The Minister of Finance, Mr Ken Ofori-Atta, who disclosed this during the presentation of the 2018 Budget and Economic Statement to Parliament in Accra on Wednesday, said upon approval, the review would help consumers benefit from significant reduction in electricity tariffs.

“The government has reviewed the tariff setting methodology and cost structure of power production. This review has resulted in recommendations that will be made to the PURC for consideration,” he said.

Proposed tariff

Under the new proposed tariff adjustment, residential, non-residential and special load tariff (low voltage) consumers are to enjoy up to 13 per cent reduction.

Special load tariff (medium voltage), special load tariff (high voltage) and high voltage mines consumers are to benefit from 11 per cent, 14 per cent and 21 per cent reduction, respectively. 

The reduction in electricity tariffs was one of the flagship campaign promises of the governing New Patriotic Party (NPP) while it was in opposition.

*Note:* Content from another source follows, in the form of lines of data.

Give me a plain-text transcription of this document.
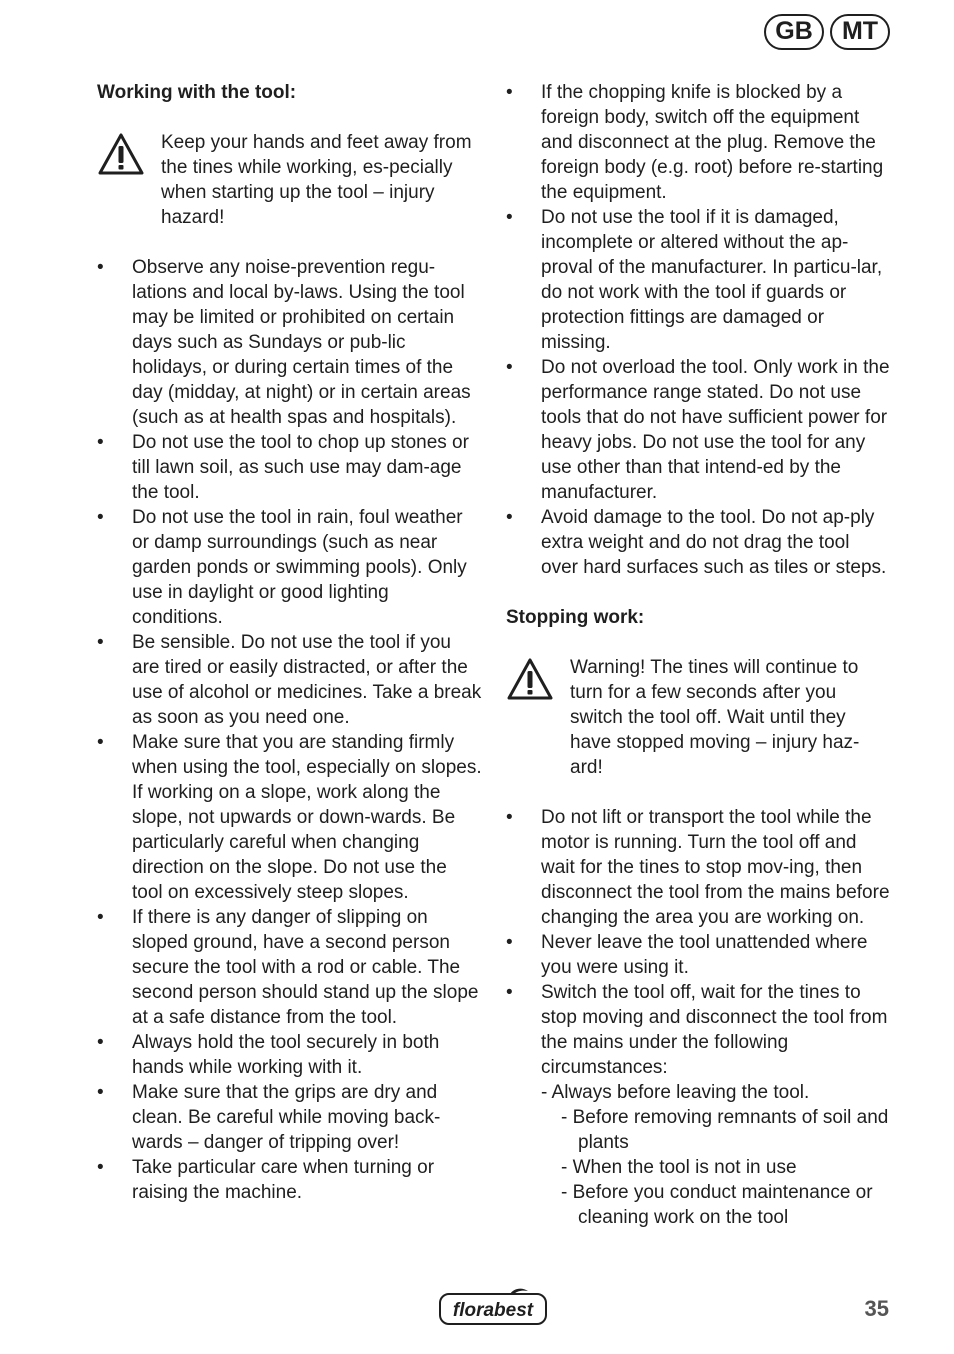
GB	MT
Working with the tool:
Keep your hands and feet away from the tines while working, es-pecially when starting up the tool – injury hazard!
• Observe any noise-prevention regu-lations and local by-laws. Using the tool may be limited or prohibited on certain days such as Sundays or pub-lic holidays, or during certain times of the day (midday, at night) or in certain areas (such as at health spas and hospitals).
• Do not use the tool to chop up stones or till lawn soil, as such use may dam-age the tool.
• Do not use the tool in rain, foul weather or damp surroundings (such as near garden ponds or swimming pools). Only use in daylight or good lighting conditions.
• Be sensible. Do not use the tool if you are tired or easily distracted, or after the use of alcohol or medicines. Take a break as soon as you need one.
• Make sure that you are standing firmly when using the tool, especially on slopes. If working on a slope, work along the slope, not upwards or down-wards. Be particularly careful when changing direction on the slope. Do not use the tool on excessively steep slopes.
• If there is any danger of slipping on sloped ground, have a second person secure the tool with a rod or cable. The second person should stand up the slope at a safe distance from the tool.
• Always hold the tool securely in both hands while working with it.
• Make sure that the grips are dry and clean. Be careful while moving back-wards – danger of tripping over!
• Take particular care when turning or raising the machine.
• If the chopping knife is blocked by a foreign body, switch off the equipment and disconnect at the plug. Remove the foreign body (e.g. root) before re-starting the equipment.
• Do not use the tool if it is damaged, incomplete or altered without the ap-proval of the manufacturer. In particu-lar, do not work with the tool if guards or protection fittings are damaged or missing.
• Do not overload the tool. Only work in the performance range stated. Do not use tools that do not have sufficient power for heavy jobs. Do not use the tool for any use other than that intend-ed by the manufacturer.
• Avoid damage to the tool. Do not ap-ply extra weight and do not drag the tool over hard surfaces such as tiles or steps.
Stopping work:
Warning! The tines will continue to turn for a few seconds after you switch the tool off. Wait until they have stopped moving – injury haz-ard!
• Do not lift or transport the tool while the motor is running. Turn the tool off and wait for the tines to stop mov-ing, then disconnect the tool from the mains before changing the area you are working on.
• Never leave the tool unattended where you were using it.
• Switch the tool off, wait for the tines to stop moving and disconnect the tool from the mains under the following circumstances:
- Always before leaving the tool.
- Before removing remnants of soil and plants
- When the tool is not in use
- Before you conduct maintenance or cleaning work on the tool
florabest	35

President Nana Addo Dankwa Akufo-Addo had indicated on several platforms that with prudent management of the economy, his government would ensure that electricity tariffs were reduced.

Tariff setting methodology

The minister stated that in fulfilment of that promise, the government had reviewed the tariff setting methodology and cost structure of power production.

“This review has resulted in recommendations that will be made to the PURC for consideration,” he said.

Mr Ofori-Atta explained that the government would next year keep electricity tariffs at affordable rates for consumers, especially industries and small businesses, through reforms and policy interventions over a two-year period.

That, he said, would be done through the collapse of the existing four-tier tariff classification of residential consumers into lifeline and non-lifeline consumers in phases.

He noted that the electricity tariff structure would also be realigned with the government’s development goals of industrial transformation, growth and job creation.

“To give relief to the poor whose individual consumption actually falls in the subsidised life-line category but who live in compound houses, the existing four-tier tariff classification of residential consumers will be collapsed into lifeline and non-lifeline consumers in phases,” he stated.

Mr Ofori-Atta observed that all too soon Ghanaians had forgotten how the menace of power cut, popularly known as ‘dumsor’ from 2012 to 2016, crippled the economy.

He suggested that the power cuts contributed to the lowest growth rate recorded in the past decade, the loss of jobs, reduced economic output and the loss of consumer and investor confidence in the economy.

“Dumsor was also compounded by high electricity tariffs, increasing the cost of doing business in the country,” he added.

The reduction in tariffs followed several calls made by power consumers, especially the business community, for the government to reduce electricity tariffs, since the high cost of power for industries was gradually collapsing their operations.

Renewable energy

Mr Ofori-Atta also said in line with the government’s goal of increasing the penetration of renewable energy in the energy mix, it was promoting the distribution of solar power for government and public buildings.

He said the government would embark on an MDA solar rooftop programme dubbed “Government goes solar” to reduce the government’s expenditure on utilities.